For fun I have been working on my own programming language that compiles down to C++. While most things are fairly straightforward to print, I have been having trouble compiling my golang style interfaces to c++. In golang you don't need to explicitly declare that a particular struct implements an interface, it happens automatically if the struct has all the functions declared in the interface. Originally I was going to compile the interfaces down to a class with all virtual methods like so

class MyInterface {
    public:
        void DoSomthing() = 0;
}

and all implementing structures would simply extend from the interface like you normally would in c++

class MyClass: public MyInterface {
    // ...
}

However this would mean that my compiler would have to loop over every interface defined in the source code (and all dependencies) as well as every struct defined in the source and check if the struct implements the interface using an operation that would take O(N*M) time where N is the number of structs and M is the number of interfaces. I did some searching and stumbled upon some c++ code here: http://wall.org/~lewis/2012/07/23/go-style-interfaces-in-cpp.html that makes golang style interfaces in c++ a reality in which case I could just compile my interfaces to code similar to that (albeit not exactly since I am hesitant to use raw pointers over smart pointers) and not have to worry about explicitly implementing them.
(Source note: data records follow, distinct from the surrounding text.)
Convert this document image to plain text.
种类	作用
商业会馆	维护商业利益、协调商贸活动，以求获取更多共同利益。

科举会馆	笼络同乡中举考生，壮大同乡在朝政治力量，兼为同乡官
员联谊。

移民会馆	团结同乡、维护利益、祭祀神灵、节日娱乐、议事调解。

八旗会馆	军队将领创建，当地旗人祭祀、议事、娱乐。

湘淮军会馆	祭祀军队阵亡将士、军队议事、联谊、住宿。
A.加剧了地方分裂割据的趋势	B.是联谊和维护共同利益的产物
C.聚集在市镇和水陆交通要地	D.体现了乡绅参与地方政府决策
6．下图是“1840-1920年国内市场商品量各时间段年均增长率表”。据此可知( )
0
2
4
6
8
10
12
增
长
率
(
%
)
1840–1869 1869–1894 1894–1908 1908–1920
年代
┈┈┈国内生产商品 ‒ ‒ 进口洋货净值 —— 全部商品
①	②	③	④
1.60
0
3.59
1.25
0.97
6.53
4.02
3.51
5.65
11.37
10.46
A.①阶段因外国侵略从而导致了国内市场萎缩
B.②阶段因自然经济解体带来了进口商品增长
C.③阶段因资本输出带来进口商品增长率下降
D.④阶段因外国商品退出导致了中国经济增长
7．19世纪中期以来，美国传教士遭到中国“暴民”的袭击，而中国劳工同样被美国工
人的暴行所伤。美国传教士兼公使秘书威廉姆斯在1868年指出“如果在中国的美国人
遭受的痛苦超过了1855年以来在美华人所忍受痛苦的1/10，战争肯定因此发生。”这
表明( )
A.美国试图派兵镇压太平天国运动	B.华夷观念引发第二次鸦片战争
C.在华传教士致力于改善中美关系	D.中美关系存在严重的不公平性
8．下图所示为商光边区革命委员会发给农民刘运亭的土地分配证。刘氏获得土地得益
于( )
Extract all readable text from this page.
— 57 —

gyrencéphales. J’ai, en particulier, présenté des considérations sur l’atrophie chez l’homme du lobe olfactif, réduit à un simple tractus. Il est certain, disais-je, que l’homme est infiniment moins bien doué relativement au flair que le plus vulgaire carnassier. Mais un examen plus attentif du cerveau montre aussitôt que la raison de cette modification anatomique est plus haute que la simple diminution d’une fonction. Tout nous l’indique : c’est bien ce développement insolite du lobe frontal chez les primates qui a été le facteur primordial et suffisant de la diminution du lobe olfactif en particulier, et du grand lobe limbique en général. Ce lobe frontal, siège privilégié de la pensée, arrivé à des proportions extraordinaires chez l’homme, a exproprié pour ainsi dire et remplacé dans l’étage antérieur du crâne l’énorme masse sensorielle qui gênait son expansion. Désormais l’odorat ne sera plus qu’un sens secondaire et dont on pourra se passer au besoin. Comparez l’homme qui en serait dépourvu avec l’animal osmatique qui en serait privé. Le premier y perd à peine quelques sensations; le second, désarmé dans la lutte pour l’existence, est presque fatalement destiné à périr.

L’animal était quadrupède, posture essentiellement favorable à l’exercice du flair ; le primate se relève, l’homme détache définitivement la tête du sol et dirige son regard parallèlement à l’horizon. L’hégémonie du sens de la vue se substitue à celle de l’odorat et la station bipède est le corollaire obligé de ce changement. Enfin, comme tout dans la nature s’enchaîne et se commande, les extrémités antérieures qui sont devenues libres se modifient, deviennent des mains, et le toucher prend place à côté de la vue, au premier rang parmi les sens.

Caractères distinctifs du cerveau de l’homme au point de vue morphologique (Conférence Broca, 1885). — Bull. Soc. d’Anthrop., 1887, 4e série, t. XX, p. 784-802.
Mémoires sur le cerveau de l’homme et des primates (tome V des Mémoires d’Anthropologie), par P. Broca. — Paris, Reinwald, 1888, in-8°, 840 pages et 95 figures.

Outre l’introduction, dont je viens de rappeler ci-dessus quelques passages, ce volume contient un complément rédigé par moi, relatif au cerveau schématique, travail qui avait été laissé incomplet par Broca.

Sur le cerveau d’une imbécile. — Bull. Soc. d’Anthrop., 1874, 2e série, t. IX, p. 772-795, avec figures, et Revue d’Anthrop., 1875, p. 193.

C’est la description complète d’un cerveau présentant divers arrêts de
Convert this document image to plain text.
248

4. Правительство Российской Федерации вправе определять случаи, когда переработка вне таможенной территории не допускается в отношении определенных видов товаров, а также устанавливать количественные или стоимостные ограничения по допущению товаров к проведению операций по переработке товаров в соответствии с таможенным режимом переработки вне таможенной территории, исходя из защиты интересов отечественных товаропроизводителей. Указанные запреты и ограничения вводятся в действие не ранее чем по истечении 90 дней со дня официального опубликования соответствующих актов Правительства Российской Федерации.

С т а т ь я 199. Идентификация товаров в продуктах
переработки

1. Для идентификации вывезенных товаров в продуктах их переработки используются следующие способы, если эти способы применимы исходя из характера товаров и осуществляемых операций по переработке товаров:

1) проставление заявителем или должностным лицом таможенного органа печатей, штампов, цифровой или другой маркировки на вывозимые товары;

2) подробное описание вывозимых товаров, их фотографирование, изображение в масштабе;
However the author states that It should not be done for production code which worries me a little.

This is kinda a loaded question that may be a little subjective, but could anyone with more C++ knowledge tell me if doing it the way suggested in the article is a really bad idea or is it actually not that bad and could be done, or if there is a better way to write c++ code that would allow me to achieve the behavior I want without resorting to the O(N*M) loop?